•A 14-year-old boy poses at his home near Gosford in Australia as he looks at social media on his mobile phone
Making the digital world safe for children is an urgent priority, the United Nations said today, adding that those those responsible for online harm must be held to account.
UN rights chief Volker Turk said states had to force tech giants to embed child safety, and said child harm was the direct result of business practices and design choices, reports AFP.
“The digital world that connects children to learning, community, and creativity also exposes them to real risks to their safety, privacy, and wellbeing,” Turk said in a statement.
“Online harms to kids’ safety, privacy and wellbeing are not innate or inevitable; they result from design choices and business practices that undermine safety, including addictive design features, such as infinite scroll, autoplay, and persistent notifications from apps.
“Enhancing protection of children online is an urgent priority that we need to make sure not only gets done — but that it gets done right,” he added.
The UN high commissioner for human rights called for tougher measures by countries and tech firms to make online platforms safe places for children, through better regulation, oversight and accountability.

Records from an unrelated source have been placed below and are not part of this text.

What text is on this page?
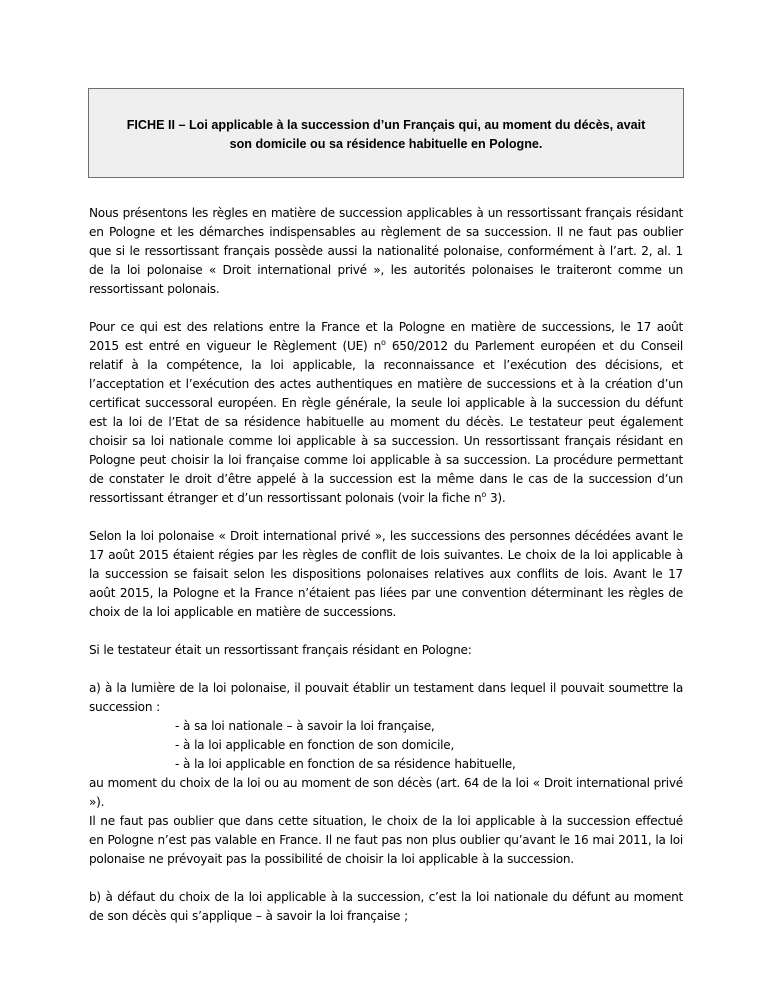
FICHE II – Loi applicable à la succession d’un Français qui, au moment du décès, avait
son domicile ou sa résidence habituelle en Pologne.

Nous présentons les règles en matière de succession applicables à un ressortissant français résidant en Pologne et les démarches indispensables au règlement de sa succession. Il ne faut pas oublier que si le ressortissant français possède aussi la nationalité polonaise, conformément à l’art. 2, al. 1 de la loi polonaise « Droit international privé », les autorités polonaises le traiteront comme un ressortissant polonais.

Pour ce qui est des relations entre la France et la Pologne en matière de successions, le 17 août 2015 est entré en vigueur le Règlement (UE) $n^o$ 650/2012 du Parlement européen et du Conseil relatif à la compétence, la loi applicable, la reconnaissance et l’exécution des décisions, et l’acceptation et l’exécution des actes authentiques en matière de successions et à la création d’un certificat successoral européen. En règle générale, la seule loi applicable à la succession du défunt est la loi de l’Etat de sa résidence habituelle au moment du décès. Le testateur peut également choisir sa loi nationale comme loi applicable à sa succession. Un ressortissant français résidant en Pologne peut choisir la loi française comme loi applicable à sa succession. La procédure permettant de constater le droit d’être appelé à la succession est la même dans le cas de la succession d’un ressortissant étranger et d’un ressortissant polonais (voir la fiche $n^o$ 3).

Selon la loi polonaise « Droit international privé », les successions des personnes décédées avant le 17 août 2015 étaient régies par les règles de conflit de lois suivantes. Le choix de la loi applicable à la succession se faisait selon les dispositions polonaises relatives aux conflits de lois. Avant le 17 août 2015, la Pologne et la France n’étaient pas liées par une convention déterminant les règles de choix de la loi applicable en matière de successions.

Si le testateur était un ressortissant français résidant en Pologne:

a) à la lumière de la loi polonaise, il pouvait établir un testament dans lequel il pouvait soumettre la succession :

- à sa loi nationale – à savoir la loi française,
- à la loi applicable en fonction de son domicile,
- à la loi applicable en fonction de sa résidence habituelle,

au moment du choix de la loi ou au moment de son décès (art. 64 de la loi « Droit international privé »).

Il ne faut pas oublier que dans cette situation, le choix de la loi applicable à la succession effectué en Pologne n’est pas valable en France. Il ne faut pas non plus oublier qu’avant le 16 mai 2011, la loi polonaise ne prévoyait pas la possibilité de choisir la loi applicable à la succession.

b) à défaut du choix de la loi applicable à la succession, c’est la loi nationale du défunt au moment de son décès qui s’applique – à savoir la loi française ;
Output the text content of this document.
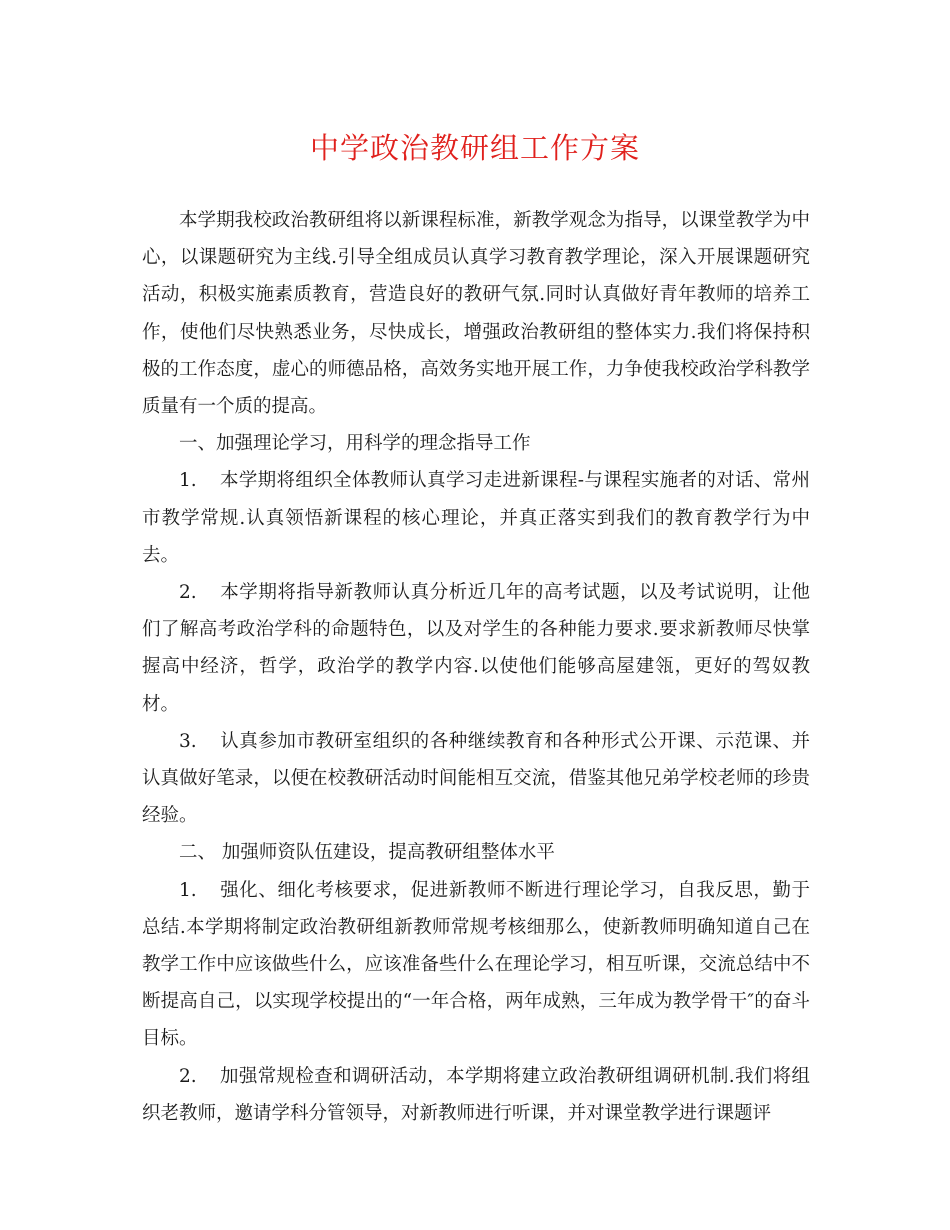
中学政治教研组工作方案

本学期我校政治教研组将以新课程标准，新教学观念为指导，以课堂教学为中心，以课题研究为主线.引导全组成员认真学习教育教学理论，深入开展课题研究活动，积极实施素质教育，营造良好的教研气氛.同时认真做好青年教师的培养工作，使他们尽快熟悉业务，尽快成长，增强政治教研组的整体实力.我们将保持积极的工作态度，虚心的师德品格，高效务实地开展工作，力争使我校政治学科教学质量有一个质的提高。

一、加强理论学习，用科学的理念指导工作

1. 本学期将组织全体教师认真学习走进新课程-与课程实施者的对话、常州市教学常规.认真领悟新课程的核心理论，并真正落实到我们的教育教学行为中去。

2. 本学期将指导新教师认真分析近几年的高考试题，以及考试说明，让他们了解高考政治学科的命题特色，以及对学生的各种能力要求.要求新教师尽快掌握高中经济，哲学，政治学的教学内容.以使他们能够高屋建瓴，更好的驾奴教材。

3. 认真参加市教研室组织的各种继续教育和各种形式公开课、示范课、并认真做好笔录，以便在校教研活动时间能相互交流，借鉴其他兄弟学校老师的珍贵经验。

二、 加强师资队伍建设，提高教研组整体水平

1. 强化、细化考核要求，促进新教师不断进行理论学习，自我反思，勤于总结.本学期将制定政治教研组新教师常规考核细那么，使新教师明确知道自己在教学工作中应该做些什么，应该准备些什么在理论学习，相互听课，交流总结中不断提高自己，以实现学校提出的“一年合格，两年成熟，三年成为教学骨干″的奋斗目标。

2. 加强常规检查和调研活动，本学期将建立政治教研组调研机制.我们将组织老教师，邀请学科分管领导，对新教师进行听课，并对课堂教学进行课题评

“Blanket social media bans are not a one-off panacea,” Turk added.
“Simply limiting access to platforms that remain unsafe cannot stand as the endpoint in effectively protecting children.”
He called for platforms to be made safer by design and ensure that data is protected, while “those responsible for harm can held to account”.
‘Micro-Targeting’ of Kids
Turk said simply focusing on age restrictions would leave unaltered the designs and algorithms that made the platforms unsafe in the first place.
Tech giants must embed safety “by design, instead of shifting the burden to parents and children”, he said.
The UN rights chief also said experience so far showed that bans could be easily circumvented and voiced concern that such bans could even end up pushing children to riskier, even less monitored platforms.
His office produced a set of 10 guidelines entitled “Getting Children’s Safety Online Right”.
These included ensuring the maximum protection of children’s data as a default setting, while the “micro-targeting” of children for commercial purposes, based on a digital record, “should not be permitted”.
They said emerging concerns such as restrictions on artificial intelligence chatbot use or addictive design features may warrant age restrictions.
Measures should be subject to independent oversight, with legal consequences that serve as deterrents, the guidelines said.
There should also be access to remedy for children whose rights are violated.
“Whatever regulations are adopted, it is essential to avoid inadvertently causing further harms. For example, age verification done wrong can both fail at its goal and endanger the privacy of both kids and adults,” said Turk.